# apes kept privately



## stubeanz (Mar 28, 2007)

heres a random one are there any apes kept in the uk in private collections?
i know there are a few big cat keepers and so thought maybe there still maybe some ape keepers?
not sure whether heythrop have any but that would be most likely place.
stu


----------



## Matt Lusty (Aug 20, 2008)

Yeah...Monkey World...:whistling2:


----------



## TSKA Rory Matier (May 27, 2007)

To be fair, Monkeyworld can hardly be classed as a private collection nowadays, they are a charity and run as a charity and as such despite the Cronins once being private keepers, this is not the case now.

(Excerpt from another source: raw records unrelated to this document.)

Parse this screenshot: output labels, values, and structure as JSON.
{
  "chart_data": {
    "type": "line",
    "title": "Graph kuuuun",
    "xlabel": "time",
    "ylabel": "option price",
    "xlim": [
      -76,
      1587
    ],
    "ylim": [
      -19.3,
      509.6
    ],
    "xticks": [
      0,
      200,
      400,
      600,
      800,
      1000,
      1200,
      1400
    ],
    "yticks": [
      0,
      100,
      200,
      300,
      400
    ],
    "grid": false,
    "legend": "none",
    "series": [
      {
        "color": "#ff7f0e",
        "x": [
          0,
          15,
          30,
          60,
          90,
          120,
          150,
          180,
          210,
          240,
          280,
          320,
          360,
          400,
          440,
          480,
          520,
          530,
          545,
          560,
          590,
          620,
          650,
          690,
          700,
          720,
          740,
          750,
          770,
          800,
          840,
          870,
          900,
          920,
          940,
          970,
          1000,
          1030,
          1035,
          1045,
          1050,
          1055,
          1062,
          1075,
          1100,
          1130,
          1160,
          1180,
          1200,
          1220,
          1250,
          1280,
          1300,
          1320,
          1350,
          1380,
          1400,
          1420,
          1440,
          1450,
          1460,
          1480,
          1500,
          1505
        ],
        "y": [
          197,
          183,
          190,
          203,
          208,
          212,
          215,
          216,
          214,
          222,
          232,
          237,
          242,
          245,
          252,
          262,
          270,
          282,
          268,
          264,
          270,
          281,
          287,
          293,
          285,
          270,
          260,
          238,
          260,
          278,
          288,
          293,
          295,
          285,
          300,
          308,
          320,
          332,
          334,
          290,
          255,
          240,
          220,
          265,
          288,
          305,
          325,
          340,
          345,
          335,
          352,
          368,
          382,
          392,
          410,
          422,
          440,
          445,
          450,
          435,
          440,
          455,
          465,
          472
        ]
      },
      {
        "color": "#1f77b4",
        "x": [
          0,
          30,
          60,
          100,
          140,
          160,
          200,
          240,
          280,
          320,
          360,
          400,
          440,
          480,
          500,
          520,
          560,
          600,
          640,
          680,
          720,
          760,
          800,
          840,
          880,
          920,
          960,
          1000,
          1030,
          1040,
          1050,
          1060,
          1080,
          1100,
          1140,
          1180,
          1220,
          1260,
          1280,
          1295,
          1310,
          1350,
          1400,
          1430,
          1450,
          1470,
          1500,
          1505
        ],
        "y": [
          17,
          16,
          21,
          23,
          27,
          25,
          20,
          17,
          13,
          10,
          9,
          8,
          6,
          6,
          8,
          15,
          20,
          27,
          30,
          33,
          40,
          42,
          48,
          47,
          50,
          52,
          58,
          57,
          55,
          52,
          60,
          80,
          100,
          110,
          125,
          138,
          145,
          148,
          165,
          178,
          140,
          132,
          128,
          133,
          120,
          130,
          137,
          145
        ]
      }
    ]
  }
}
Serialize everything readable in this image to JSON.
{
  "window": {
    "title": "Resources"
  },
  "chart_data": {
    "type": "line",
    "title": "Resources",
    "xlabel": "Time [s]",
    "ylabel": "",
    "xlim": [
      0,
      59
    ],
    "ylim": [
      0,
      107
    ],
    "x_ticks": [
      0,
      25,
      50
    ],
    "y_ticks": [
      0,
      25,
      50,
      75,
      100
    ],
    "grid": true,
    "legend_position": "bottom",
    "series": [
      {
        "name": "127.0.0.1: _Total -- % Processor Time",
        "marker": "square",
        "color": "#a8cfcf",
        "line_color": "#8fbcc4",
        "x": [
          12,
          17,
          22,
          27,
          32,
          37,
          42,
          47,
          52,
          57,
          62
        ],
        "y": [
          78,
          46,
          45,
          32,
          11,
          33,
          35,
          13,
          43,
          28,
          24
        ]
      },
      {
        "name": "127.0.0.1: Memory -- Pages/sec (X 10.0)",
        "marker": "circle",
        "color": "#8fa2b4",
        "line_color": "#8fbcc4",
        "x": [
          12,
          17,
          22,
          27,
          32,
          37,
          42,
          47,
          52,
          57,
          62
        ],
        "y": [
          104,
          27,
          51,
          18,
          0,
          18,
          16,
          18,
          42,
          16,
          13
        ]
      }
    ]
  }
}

In terms of private ownership, l know l have no direct clients with 'apes' l know other colleagues whom are only too full aware of their own client bases that own much larger primates such as Lar Gibbons as well as other members of the Gibbon family.

R


----------



## stubeanz (Mar 28, 2007)

thanks i was expecting some people to be keeping gibbons but no great apes. was just curious tbh but thanks for the info its amazing to find out what people are privately keeping:2thumb:
stu


----------



## stacy (May 9, 2009)

my friend in codnor has a few types of primates, and they all love choc ices lol


----------



## farmercoope (Aug 19, 2008)

i was at twycross yesterday and some his ice lollies


----------



## dogmandango (Mar 31, 2009)

stacy said:


> my friend in codnor has a few types of primates, and they all love choc ices lol


 
the last i know ther was one at codnor pet shop it was realy unhappy


----------



## stubeanz (Mar 28, 2007)

not really the comments i was looking for lol zoos do give ice lollys but usualy ones they have made themselves with fruit in etc usualy on a hot day or enrichment..... not sure about choc ices though :devil:
stu


----------



## stubeanz (Mar 28, 2007)

just had a look n codnor is in the uk lol for some reason i thought it was abroad what species does he keep great apes?!?
stu


----------



## stacy (May 9, 2009)

stubeanz said:


> just had a look n codnor is in the uk lol for some reason i thought it was abroad what species does he keep great apes?!?
> stu


 hes got some chimps 2 i think. 3 gray ones dont know what they are and a couple of really noisey 1,s. hes got tigers and wolfs and all other things to


----------



## stacy (May 9, 2009)

dogmandango said:


> the last i know ther was one at codnor pet shop it was realy unhappy


 yeah the1 at codnor pet shop was coco he lived at mine when he left shop till he died 3year ago he wasnt very happy when his mate died thats why i had him


----------



## stubeanz (Mar 28, 2007)

wow how old was he when he died ? what kind of enclosure did you need for him?
stu


----------